Política

4 Jul 2014
Política | Por: Mauricio González

Si Centroamérica fuera una sola, iríamos al mundial

El istmo centroamericano mantiene resguardado un gran potencial turístico, agrícola, industrial y económico.

Si todos los países centroamericanos, incluyendo Panamá y el Caribe, se unieran en una sola república, esta constituiría una de las mejores empresas que cualquier región latinoamericana pudiera emprender. Panamá no se encuentra incluida por los países sudamericanos en su eje geopolítico, sin embargo, ha tomado pasos para formar parte de una Centroamérica unida como su adhesión al Parlamento Centroamericano. Por otro lado, los países caribeños con su gran potencial turístico constituirían un punto de referencia para la proyección marítima y logística de Centroamérica en el Atlántico, nos conectaría con Norteamérica y Europa para el libre intercambio de productos.  

La República Centroamericana tendría una extensión de 522 mil kilómetros cuadrados, con proyección a dos océanos estratégicos y un canal que los intercepta. Una extensa biodiversidad, arenas blancas -en algunas playas- , ricas costas llenas de vida, grandes extensiones fértiles para la agricultura y ganadería, importantes reservas de agua y recursos naturales que sin duda podrían ser puestas al servicio de la industria.

Si Centroamérica fuera una república alcanzaría el Producto Interno Bruto de países desarrollados. En 2011 solo Guatemala, El Salvador, Honduras, Nicaragua, Costa Rica y Panamá alcanzaron los 134 mil millones de dólares. Esto sin tomar en cuenta los procesos tecnológicos que la región ha enfrentado de manera efectiva durante los últimos tres años en cuanto a mano de obra más calificada, aumento de los años de escolaridad, entre otros.

No obstante de las ventajas que surgen en este marco, el principal escollo de este proyecto es la ineficacia e ineficiencia política de nuestros gobernantes, quienes buscan resguardar sus intereses particulares. Esta afirmación se resume en una pregunta: ¿podrían Arena o el FMLN proyectarse a nivel centroamericano a través de su propia maquinaria político – electoral? Es difícil. Lo más lógico sería que los partidos políticos se unieran en cuanto a sus semejanzas ideológicas, unos con otros.

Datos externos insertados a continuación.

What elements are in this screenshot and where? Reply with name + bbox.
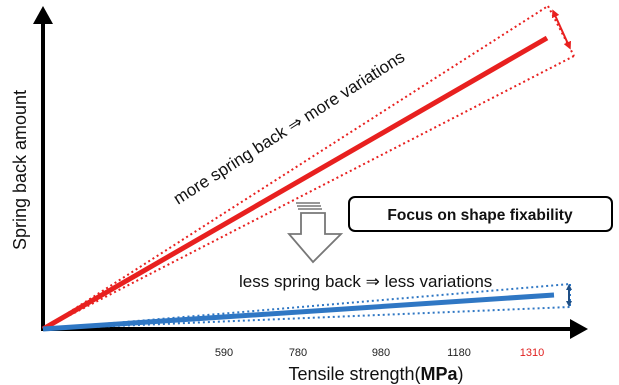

Un Frente Farabundo Martí para la Liberación Nacional junto al Partido Socialista Nicaragüense y demás instituciones políticas afines. Sin embargo, la fusión de instituciones irreparablemente traería consigo una disminución en las cuotas de poder, no solo para cada partido, sino para cada miembro.  Aquí es donde surge un grado de inflexión difícil de campear para la actual clase política de la mayoría de países centroamericanos.

Por otro lado, el principal problema de los habitantes de los países centroamericanos no es su reducido crecimiento económico y pobreza. El principal reto es trascender de un pensamiento subdesarrollado cimentado en los paradigmas de la era industrial hacia finales del Siglo XIX y adaptarlos al pensamiento digital del Siglo XXI, aplicado al trabajo, emprendimientos, ética, entre otros. “Quiero te gradúes para que seas alguien en la vida”, dicen los padres a sus hijos estudiantes. Zuckerberg nunca se graduó pero construyó un imperio.

La clase empresarial también debe abrirse a la globalización, a la reinversión y a la mejora continua de sus productos para competir a escala global. Apostar por un país centroamericano con salarios justos, entre otros. El istmo centroamericano mantiene resguardado un gran potencial turístico, agrícola, industrial y económico, y por qué no, cada cuatro años iríamos al Mundial de Fútbol.